Şualar | OnBirinci Şuâ | 220
(205-299)
Altıncı Mes’ele

Risâle-i Nur’un çok yerlerinde îzahı ve kat’i hadsiz hüccetleri bulunan Îman-ı Billâh rüknünün binler küllî bürhanlarından birtek bürhana kısaca bir işârettir.

Kastamonu’da lise talebelerinden bir kısmı yanıma geldiler. “Bize Hâlıkımızı tanıttır, muallimlerimiz Allah’tan bahsetmiyorlar” dediler. Ben dedim: Sizin okuduğunuz fenlerden her fen, kendi lîsan-ı mahsusiyle mütemadiyen Allah’tan bahsedip Hâlıkı tanıttırıyorlar. Muallimleri değil onları dinleyiniz.

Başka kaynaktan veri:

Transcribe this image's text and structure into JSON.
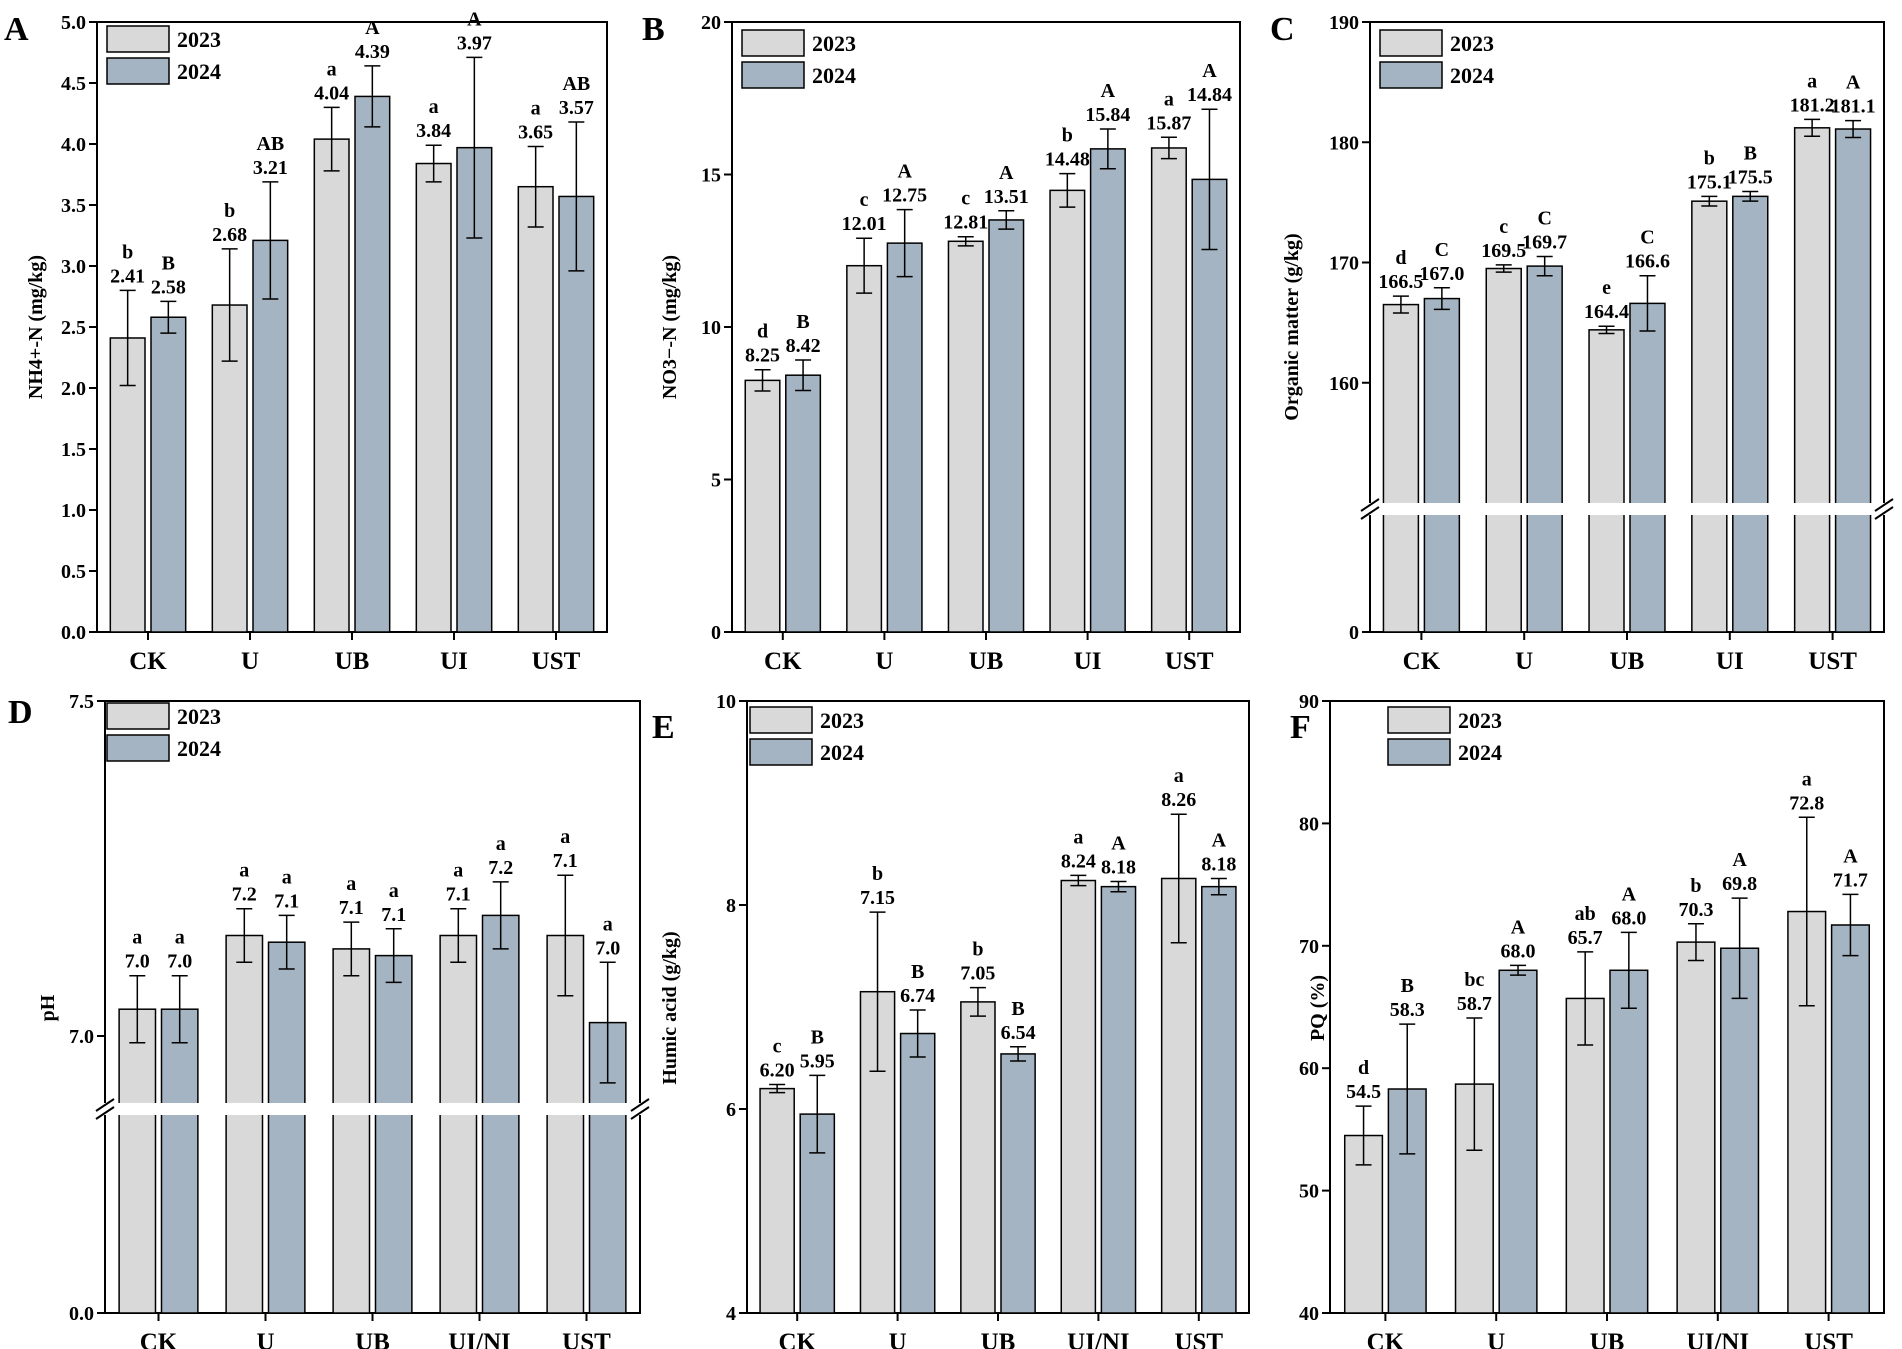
{
  "figure": {
    "colors": {
      "series_2023": "#d9d9d9",
      "series_2024": "#a5b4c2",
      "stroke": "#000000"
    }
  },
  "chart_data": [
    {
      "panel": "A",
      "type": "bar",
      "ylabel": "NH4+-N (mg/kg)",
      "ylim": [
        0,
        5.0
      ],
      "yticks": [
        "0.0",
        "0.5",
        "1.0",
        "1.5",
        "2.0",
        "2.5",
        "3.0",
        "3.5",
        "4.0",
        "4.5",
        "5.0"
      ],
      "ytick_values": [
        0,
        0.5,
        1,
        1.5,
        2,
        2.5,
        3,
        3.5,
        4,
        4.5,
        5
      ],
      "categories": [
        "CK",
        "U",
        "UB",
        "UI",
        "UST"
      ],
      "legend": [
        "2023",
        "2024"
      ],
      "series": [
        {
          "name": "2023",
          "values": [
            2.41,
            2.68,
            4.04,
            3.84,
            3.65
          ],
          "errors": [
            0.39,
            0.46,
            0.26,
            0.15,
            0.33
          ],
          "labels": [
            "2.41",
            "2.68",
            "4.04",
            "3.84",
            "3.65"
          ],
          "letters": [
            "b",
            "b",
            "a",
            "a",
            "a"
          ]
        },
        {
          "name": "2024",
          "values": [
            2.58,
            3.21,
            4.39,
            3.97,
            3.57
          ],
          "errors": [
            0.13,
            0.48,
            0.25,
            0.74,
            0.61
          ],
          "labels": [
            "2.58",
            "3.21",
            "4.39",
            "3.97",
            "3.57"
          ],
          "letters": [
            "B",
            "AB",
            "A",
            "A",
            "AB"
          ]
        }
      ]
    },
    {
      "panel": "B",
      "type": "bar",
      "ylabel": "NO3−-N (mg/kg)",
      "ylim": [
        0,
        20
      ],
      "yticks": [
        "0",
        "5",
        "10",
        "15",
        "20"
      ],
      "ytick_values": [
        0,
        5,
        10,
        15,
        20
      ],
      "categories": [
        "CK",
        "U",
        "UB",
        "UI",
        "UST"
      ],
      "legend": [
        "2023",
        "2024"
      ],
      "series": [
        {
          "name": "2023",
          "values": [
            8.25,
            12.01,
            12.81,
            14.48,
            15.87
          ],
          "errors": [
            0.35,
            0.9,
            0.15,
            0.55,
            0.35
          ],
          "labels": [
            "8.25",
            "12.01",
            "12.81",
            "14.48",
            "15.87"
          ],
          "letters": [
            "d",
            "c",
            "c",
            "b",
            "a"
          ]
        },
        {
          "name": "2024",
          "values": [
            8.42,
            12.75,
            13.51,
            15.84,
            14.84
          ],
          "errors": [
            0.5,
            1.1,
            0.3,
            0.65,
            2.3
          ],
          "labels": [
            "8.42",
            "12.75",
            "13.51",
            "15.84",
            "14.84"
          ],
          "letters": [
            "B",
            "A",
            "A",
            "A",
            "A"
          ]
        }
      ]
    },
    {
      "panel": "C",
      "type": "bar",
      "ylabel": "Organic matter (g/kg)",
      "ylim": [
        150,
        190
      ],
      "axis_break": true,
      "yticks": [
        "0",
        "160",
        "170",
        "180",
        "190"
      ],
      "ytick_values": [
        0,
        160,
        170,
        180,
        190
      ],
      "categories": [
        "CK",
        "U",
        "UB",
        "UI",
        "UST"
      ],
      "legend": [
        "2023",
        "2024"
      ],
      "series": [
        {
          "name": "2023",
          "values": [
            166.5,
            169.5,
            164.4,
            175.1,
            181.2
          ],
          "errors": [
            0.7,
            0.3,
            0.3,
            0.4,
            0.7
          ],
          "labels": [
            "166.5",
            "169.5",
            "164.4",
            "175.1",
            "181.2"
          ],
          "letters": [
            "d",
            "c",
            "e",
            "b",
            "a"
          ]
        },
        {
          "name": "2024",
          "values": [
            167.0,
            169.7,
            166.6,
            175.5,
            181.1
          ],
          "errors": [
            0.9,
            0.8,
            2.3,
            0.4,
            0.7
          ],
          "labels": [
            "167.0",
            "169.7",
            "166.6",
            "175.5",
            "181.1"
          ],
          "letters": [
            "C",
            "C",
            "C",
            "B",
            "A"
          ]
        }
      ]
    },
    {
      "panel": "D",
      "type": "bar",
      "ylabel": "pH",
      "ylim": [
        6.9,
        7.5
      ],
      "axis_break": true,
      "yticks": [
        "0.0",
        "7.0",
        "7.5"
      ],
      "ytick_values": [
        0,
        7.0,
        7.5
      ],
      "categories": [
        "CK",
        "U",
        "UB",
        "UI/NI",
        "UST"
      ],
      "legend": [
        "2023",
        "2024"
      ],
      "series": [
        {
          "name": "2023",
          "values": [
            7.04,
            7.15,
            7.13,
            7.15,
            7.15
          ],
          "errors": [
            0.05,
            0.04,
            0.04,
            0.04,
            0.09
          ],
          "labels": [
            "7.0",
            "7.2",
            "7.1",
            "7.1",
            "7.1"
          ],
          "letters": [
            "a",
            "a",
            "a",
            "a",
            "a"
          ]
        },
        {
          "name": "2024",
          "values": [
            7.04,
            7.14,
            7.12,
            7.18,
            7.02
          ],
          "errors": [
            0.05,
            0.04,
            0.04,
            0.05,
            0.09
          ],
          "labels": [
            "7.0",
            "7.1",
            "7.1",
            "7.2",
            "7.0"
          ],
          "letters": [
            "a",
            "a",
            "a",
            "a",
            "a"
          ]
        }
      ]
    },
    {
      "panel": "E",
      "type": "bar",
      "ylabel": "Humic acid (g/kg)",
      "ylim": [
        4,
        10
      ],
      "yticks": [
        "4",
        "6",
        "8",
        "10"
      ],
      "ytick_values": [
        4,
        6,
        8,
        10
      ],
      "categories": [
        "CK",
        "U",
        "UB",
        "UI/NI",
        "UST"
      ],
      "legend": [
        "2023",
        "2024"
      ],
      "series": [
        {
          "name": "2023",
          "values": [
            6.2,
            7.15,
            7.05,
            8.24,
            8.26
          ],
          "errors": [
            0.04,
            0.78,
            0.14,
            0.05,
            0.63
          ],
          "labels": [
            "6.20",
            "7.15",
            "7.05",
            "8.24",
            "8.26"
          ],
          "letters": [
            "c",
            "b",
            "b",
            "a",
            "a"
          ]
        },
        {
          "name": "2024",
          "values": [
            5.95,
            6.74,
            6.54,
            8.18,
            8.18
          ],
          "errors": [
            0.38,
            0.23,
            0.07,
            0.05,
            0.08
          ],
          "labels": [
            "5.95",
            "6.74",
            "6.54",
            "8.18",
            "8.18"
          ],
          "letters": [
            "B",
            "B",
            "B",
            "A",
            "A"
          ]
        }
      ]
    },
    {
      "panel": "F",
      "type": "bar",
      "ylabel": "PQ (%)",
      "ylim": [
        40,
        90
      ],
      "yticks": [
        "40",
        "50",
        "60",
        "70",
        "80",
        "90"
      ],
      "ytick_values": [
        40,
        50,
        60,
        70,
        80,
        90
      ],
      "categories": [
        "CK",
        "U",
        "UB",
        "UI/NI",
        "UST"
      ],
      "legend": [
        "2023",
        "2024"
      ],
      "series": [
        {
          "name": "2023",
          "values": [
            54.5,
            58.7,
            65.7,
            70.3,
            72.8
          ],
          "errors": [
            2.4,
            5.4,
            3.8,
            1.5,
            7.7
          ],
          "labels": [
            "54.5",
            "58.7",
            "65.7",
            "70.3",
            "72.8"
          ],
          "letters": [
            "d",
            "bc",
            "ab",
            "b",
            "a"
          ]
        },
        {
          "name": "2024",
          "values": [
            58.3,
            68.0,
            68.0,
            69.8,
            71.7
          ],
          "errors": [
            5.3,
            0.4,
            3.1,
            4.1,
            2.5
          ],
          "labels": [
            "58.3",
            "68.0",
            "68.0",
            "69.8",
            "71.7"
          ],
          "letters": [
            "B",
            "A",
            "A",
            "A",
            "A"
          ]
        }
      ]
    }
  ]
}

Meselâ: Nasılki mükemmel bir eczahâne ki, her kavanozunda hârika ve hassas mîzanlarla alınmış hayatdar macunlar ve tiryaklar var. Şübhesiz gâyet mahâretli ve kimyager ve hakîm bir eczacıyı gösterir. Öyle de; küre-i arz eczahânesinde bulunan dört yüz bin çeşit nebâtât ve hayvânat kavanozlarındaki zîhayat macunlar ve tiryaklar cihetiyle bu çarşıdaki eczahâneden ne derece ziyâde mükemmel ve büyük olması nisbetinde, -okuduğunuz fenn-i tıp mikyasıyla- küre-i arz eczahâne-i kübrâsının eczacısı olan Hakîm-i Zülcelâl’i hatta kör gözlere de gösterir, tanıttırır.

Hem, meselâ: Nasıl bir hârika fabrika ki, binler çeşit çeşit kumaşları basit bir maddeden dokuyor; şeksiz, bir fabrikatörü ve mehâretli bir makinisti tanıttırır. Öyle de; küre-i arz denilen yüz binler başlı, her başında yüz binler mükemmel fabrika bulunan bu seyyar makine-i Rabbânîye ne derece bu insan fabrikasından büyükse, mükemmelse; o derecede —okuduğunuz fenn-i makine mikyasiyle— küre-i arzın ustasını ve sâhibini bildirir ve tanıttırır.